A recent post questioned the facile Australian Crime Commission report on organised crime, long on emotive statements but - alas - short on facts, coherent analysis of dangers and nuanced strategies for responses to those dangers.

The crime-fighting rhetoric is evident in yesterday's media release from the Minister for Home Affairs & Justice - 'Launch of Organised Crime in Australia 2011 report -
If there was a 'how to' manual written on waging war against organised crime, then the content of Organised Crime in Australia 2011 would surely comprise the first and most important chapter.

Because this report helps us to know our enemy and that is the principal step needed in any campaign against them.

Organised Crime in Australia 2011 is compelling reading. It is not an academic exercise of assembled facts and figures. It is a profile of organised crime - the characteristics of those involved; what drives them; and the spread of activities in which they're involved.

It gives government, business and people in all walks of life the information they need to enable them to better respond to the threat of organised crime now and into the future.

Quite simply, an educated and informed public makes for a safer community.
Indeed. The profile provided by the "compelling reading" is, unfortunately, superficial and the document is an inadequate "'how to' manual". We might question the viability of characterising law enforcement as "waging war against organised crime" (and indeed unpack what we mean by "organised crime") before engaging in a bout of self-congratulation about receipt of "the first and most important chapter". (The second chapter presumably features more funding, lots more funding, for law enforcement personnel and for the production of similar documents, alas at a time when the Government has slashed funding for the Australian Law Reform Commission and for the Australian Institute of Criminology).

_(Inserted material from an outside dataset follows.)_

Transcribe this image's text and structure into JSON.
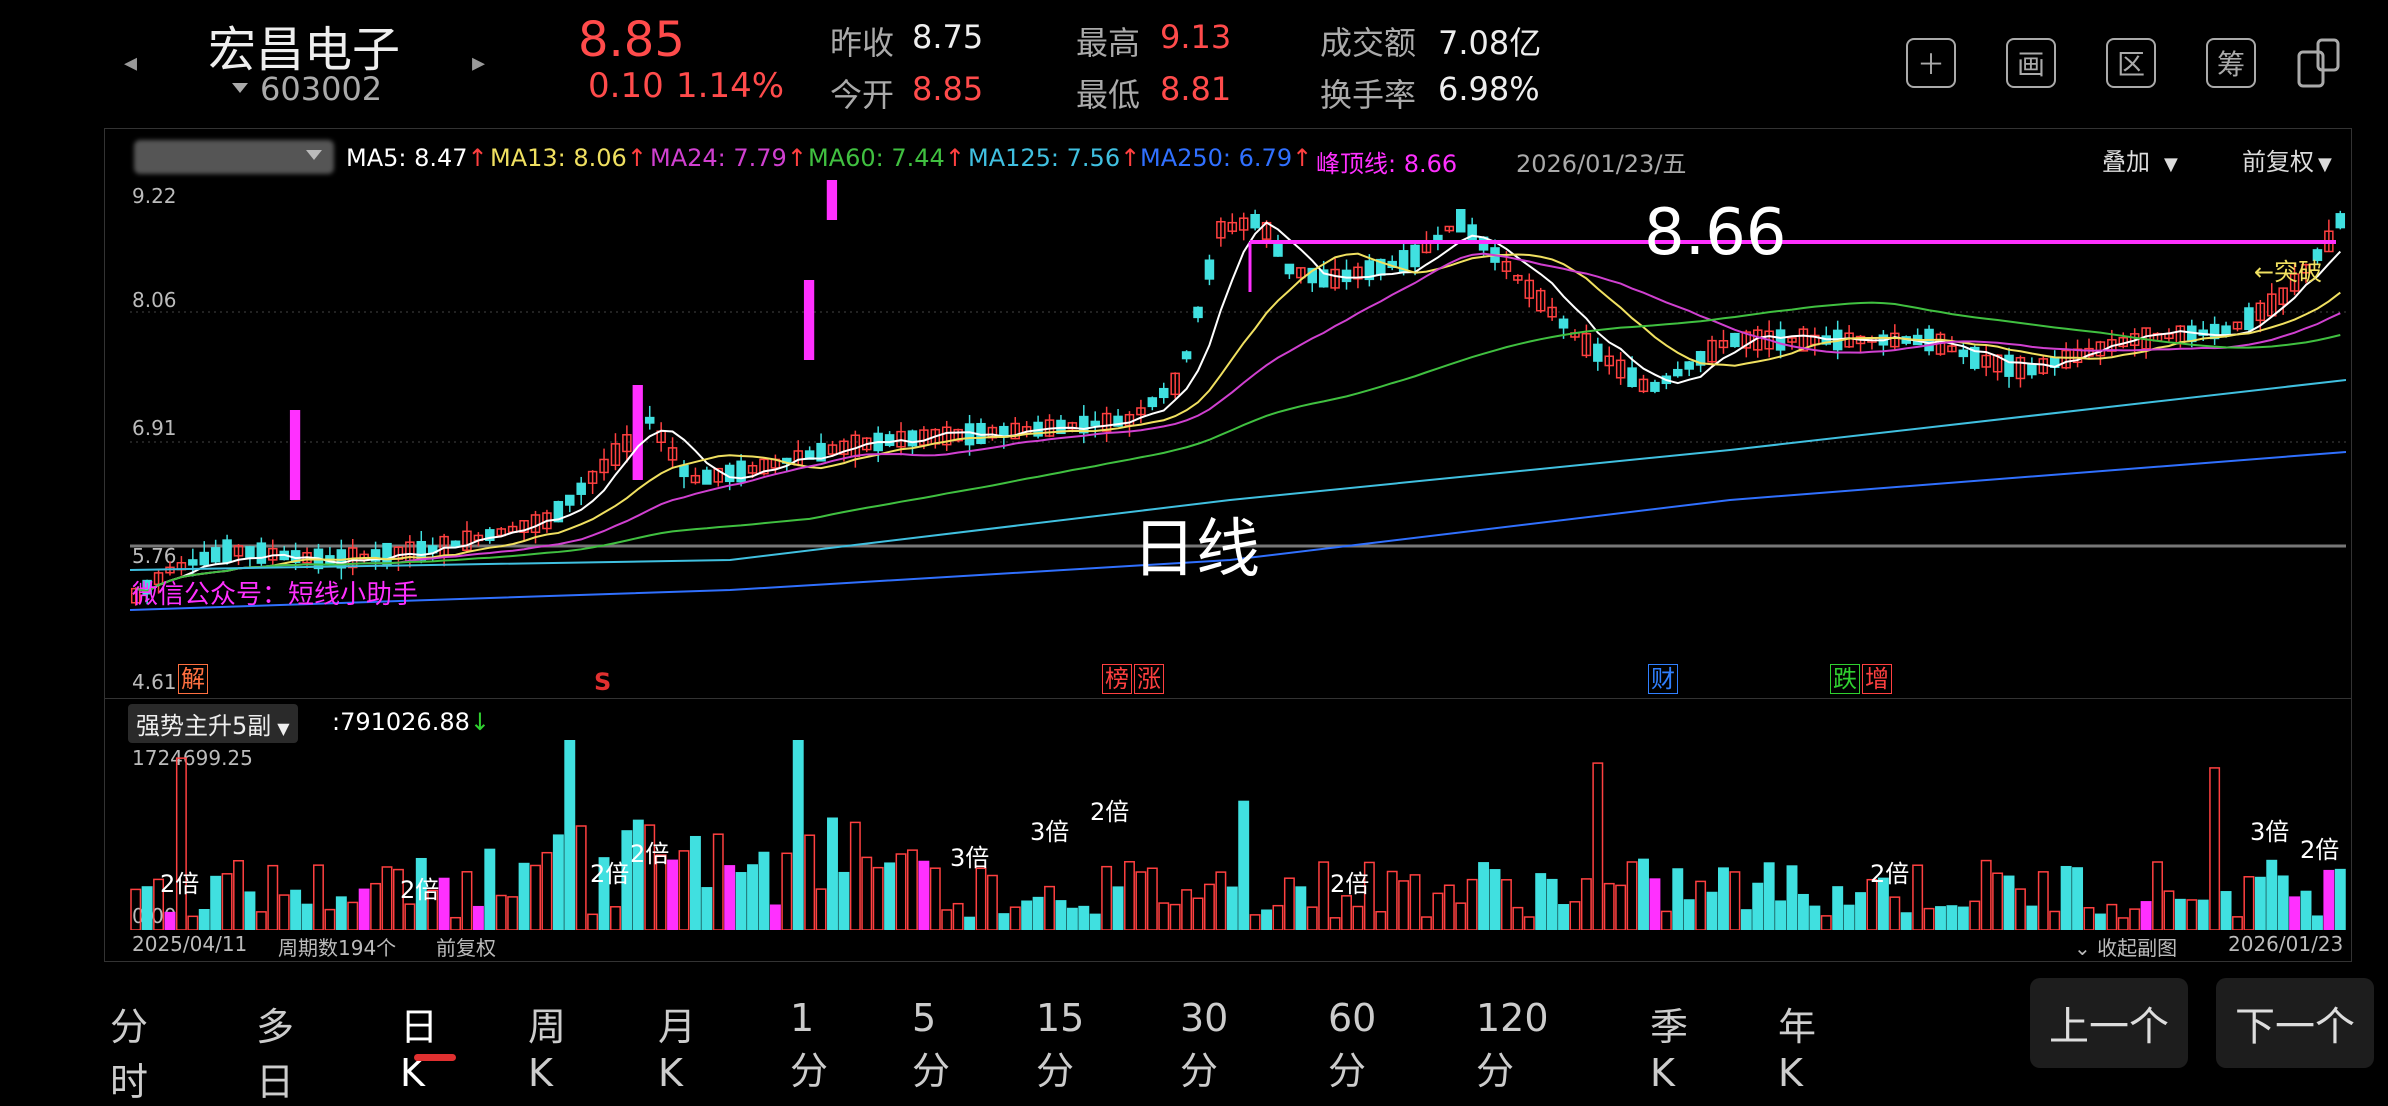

The Minister went on to comment that -
As both the Minister for Justice and Minister for Privacy and Freedom of Information, I am in a unique position to drive the Gillard Government's agenda for openness and transparency.

By having an understanding of the existence of organised crime in Australia, the community and the sectors affected will be able to more fully engage with the Government on the issue as we seek to ensure the continued security and prosperity of the country.
Understanding requires more than warnings that baddies are bad, big, bold and everywhere. The "agenda for openness and transparency" might more appropriately be driven through some hard data, a recognition of difficult choices, an acknowledgement of costs and care in characterising offenders.
... between 10 to 15 billion dollars every year is lost as a result of organised crime.That is quite hard to even imagine. But if you look around you, at the size of this venue we are at today. Now imagine this area filled with $100 notes - from where we are standing, back to the entrance - that is $15 billion in stacked notes - that would fill a space just over 16 000 cubic metres in size. ...

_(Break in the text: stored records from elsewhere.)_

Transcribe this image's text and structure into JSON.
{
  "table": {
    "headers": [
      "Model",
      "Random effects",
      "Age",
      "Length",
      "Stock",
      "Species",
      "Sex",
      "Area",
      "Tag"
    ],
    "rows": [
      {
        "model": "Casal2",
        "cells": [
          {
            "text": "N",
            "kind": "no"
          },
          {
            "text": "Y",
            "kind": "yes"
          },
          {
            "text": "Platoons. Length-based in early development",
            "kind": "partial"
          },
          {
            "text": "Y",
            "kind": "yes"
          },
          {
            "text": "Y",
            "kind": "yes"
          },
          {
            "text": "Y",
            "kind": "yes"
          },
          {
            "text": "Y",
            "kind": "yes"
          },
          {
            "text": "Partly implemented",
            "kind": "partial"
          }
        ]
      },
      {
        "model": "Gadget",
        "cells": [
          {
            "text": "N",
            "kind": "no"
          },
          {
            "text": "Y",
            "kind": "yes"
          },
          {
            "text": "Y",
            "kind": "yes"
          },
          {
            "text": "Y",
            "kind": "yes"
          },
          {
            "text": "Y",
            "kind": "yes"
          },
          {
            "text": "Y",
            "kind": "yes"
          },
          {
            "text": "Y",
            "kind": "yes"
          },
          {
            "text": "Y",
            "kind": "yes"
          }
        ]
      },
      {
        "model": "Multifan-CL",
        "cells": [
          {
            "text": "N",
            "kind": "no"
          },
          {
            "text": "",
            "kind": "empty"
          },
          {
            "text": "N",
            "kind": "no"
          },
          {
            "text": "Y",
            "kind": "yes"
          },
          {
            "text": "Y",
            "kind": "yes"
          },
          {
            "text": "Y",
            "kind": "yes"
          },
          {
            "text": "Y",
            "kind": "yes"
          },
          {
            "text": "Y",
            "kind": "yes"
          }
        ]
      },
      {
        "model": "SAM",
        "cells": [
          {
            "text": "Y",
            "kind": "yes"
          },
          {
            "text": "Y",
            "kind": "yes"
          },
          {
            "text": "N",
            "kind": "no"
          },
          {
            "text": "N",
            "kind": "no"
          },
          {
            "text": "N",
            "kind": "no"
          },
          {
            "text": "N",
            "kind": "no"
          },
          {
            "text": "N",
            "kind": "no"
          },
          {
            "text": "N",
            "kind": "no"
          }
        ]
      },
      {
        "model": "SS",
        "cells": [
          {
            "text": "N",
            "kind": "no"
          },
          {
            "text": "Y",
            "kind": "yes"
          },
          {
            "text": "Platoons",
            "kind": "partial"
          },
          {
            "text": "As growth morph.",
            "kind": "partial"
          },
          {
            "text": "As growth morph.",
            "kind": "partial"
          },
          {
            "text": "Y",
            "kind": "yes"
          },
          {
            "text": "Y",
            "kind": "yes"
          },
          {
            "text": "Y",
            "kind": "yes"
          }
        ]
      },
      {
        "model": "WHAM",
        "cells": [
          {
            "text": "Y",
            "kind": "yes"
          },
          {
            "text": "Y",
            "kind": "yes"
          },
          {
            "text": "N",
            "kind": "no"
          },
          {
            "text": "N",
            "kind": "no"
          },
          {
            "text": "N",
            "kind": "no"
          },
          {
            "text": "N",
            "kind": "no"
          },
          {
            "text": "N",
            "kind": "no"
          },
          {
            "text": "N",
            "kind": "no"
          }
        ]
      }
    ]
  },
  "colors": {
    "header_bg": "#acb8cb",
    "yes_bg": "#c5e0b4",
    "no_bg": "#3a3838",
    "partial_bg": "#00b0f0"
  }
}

To put it into perspective, if we could recover the money lost to organised crime over the last four or five years, we could return to a budget surplus, without doing anything else.

Every dollar stolen through organised crime activity is a dollar that cannot be spent on education, health or any number of services. In this way, organised crime steals from every Australian citizen every day.

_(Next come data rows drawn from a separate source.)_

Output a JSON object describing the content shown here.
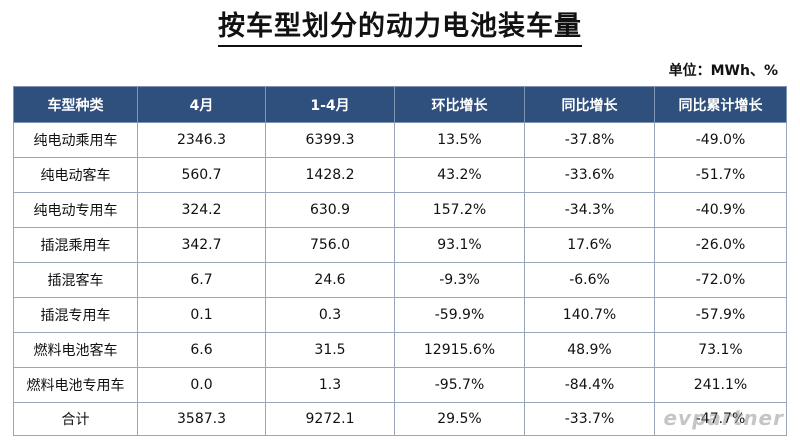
{
  "title": "按车型划分的动力电池装车量",
  "unit": "单位：MWh、%",
  "table": {
    "headers": [
      "车型种类",
      "4月",
      "1-4月",
      "环比增长",
      "同比增长",
      "同比累计增长"
    ],
    "rows": [
      [
        "纯电动乘用车",
        "2346.3",
        "6399.3",
        "13.5%",
        "-37.8%",
        "-49.0%"
      ],
      [
        "纯电动客车",
        "560.7",
        "1428.2",
        "43.2%",
        "-33.6%",
        "-51.7%"
      ],
      [
        "纯电动专用车",
        "324.2",
        "630.9",
        "157.2%",
        "-34.3%",
        "-40.9%"
      ],
      [
        "插混乘用车",
        "342.7",
        "756.0",
        "93.1%",
        "17.6%",
        "-26.0%"
      ],
      [
        "插混客车",
        "6.7",
        "24.6",
        "-9.3%",
        "-6.6%",
        "-72.0%"
      ],
      [
        "插混专用车",
        "0.1",
        "0.3",
        "-59.9%",
        "140.7%",
        "-57.9%"
      ],
      [
        "燃料电池客车",
        "6.6",
        "31.5",
        "12915.6%",
        "48.9%",
        "73.1%"
      ],
      [
        "燃料电池专用车",
        "0.0",
        "1.3",
        "-95.7%",
        "-84.4%",
        "241.1%"
      ],
      [
        "合计",
        "3587.3",
        "9272.1",
        "29.5%",
        "-33.7%",
        "-47.7%"
      ]
    ]
  },
  "watermark": "evpartner",
  "colors": {
    "header_bg": "#2f4f7d",
    "header_text": "#ffffff",
    "border": "#9aa7ba"
  }
}
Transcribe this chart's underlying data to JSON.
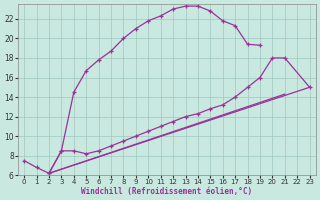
{
  "xlabel": "Windchill (Refroidissement éolien,°C)",
  "bg_color": "#c8e8e0",
  "line_color": "#993399",
  "grid_color": "#a0c8c0",
  "xlim": [
    -0.5,
    23.5
  ],
  "ylim": [
    6,
    23.5
  ],
  "xticks": [
    0,
    1,
    2,
    3,
    4,
    5,
    6,
    7,
    8,
    9,
    10,
    11,
    12,
    13,
    14,
    15,
    16,
    17,
    18,
    19,
    20,
    21,
    22,
    23
  ],
  "yticks": [
    6,
    8,
    10,
    12,
    14,
    16,
    18,
    20,
    22
  ],
  "curve1_x": [
    0,
    1,
    2,
    3,
    4,
    5,
    6,
    7,
    8,
    9,
    10,
    11,
    12,
    13,
    14,
    15,
    16,
    17,
    18,
    19
  ],
  "curve1_y": [
    7.5,
    6.8,
    6.2,
    8.5,
    14.5,
    16.7,
    17.8,
    18.7,
    20.0,
    21.0,
    21.8,
    22.3,
    23.0,
    23.3,
    23.3,
    22.8,
    21.8,
    21.3,
    19.4,
    19.3
  ],
  "curve1_has_markers": true,
  "curve2_x": [
    2,
    3,
    4,
    5,
    6,
    7,
    8,
    9,
    10,
    11,
    12,
    13,
    14,
    15,
    16,
    17,
    18,
    19,
    20,
    21,
    23
  ],
  "curve2_y": [
    6.2,
    8.5,
    8.5,
    8.2,
    8.5,
    9.0,
    9.5,
    10.0,
    10.5,
    11.0,
    11.5,
    12.0,
    12.3,
    12.8,
    13.2,
    14.0,
    15.0,
    16.0,
    18.0,
    18.0,
    15.0
  ],
  "curve2_has_markers": true,
  "curve3_x": [
    2,
    23
  ],
  "curve3_y": [
    6.2,
    15.0
  ],
  "curve3_has_markers": false,
  "curve4_x": [
    2,
    21
  ],
  "curve4_y": [
    6.2,
    14.3
  ],
  "curve4_has_markers": false
}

And this is why we must concentrate our efforts to take back the billions of dollars that wealthy criminals remove from the legal economy and rightfully return it to Australians.
Let's not acknowledge that not all participants in "organised crime" are "wealthy criminals". Let's not provide other points of reference, for example that piling the money spent by Australians on pet food and veterinary services each year would occupy almost as many cubic metres.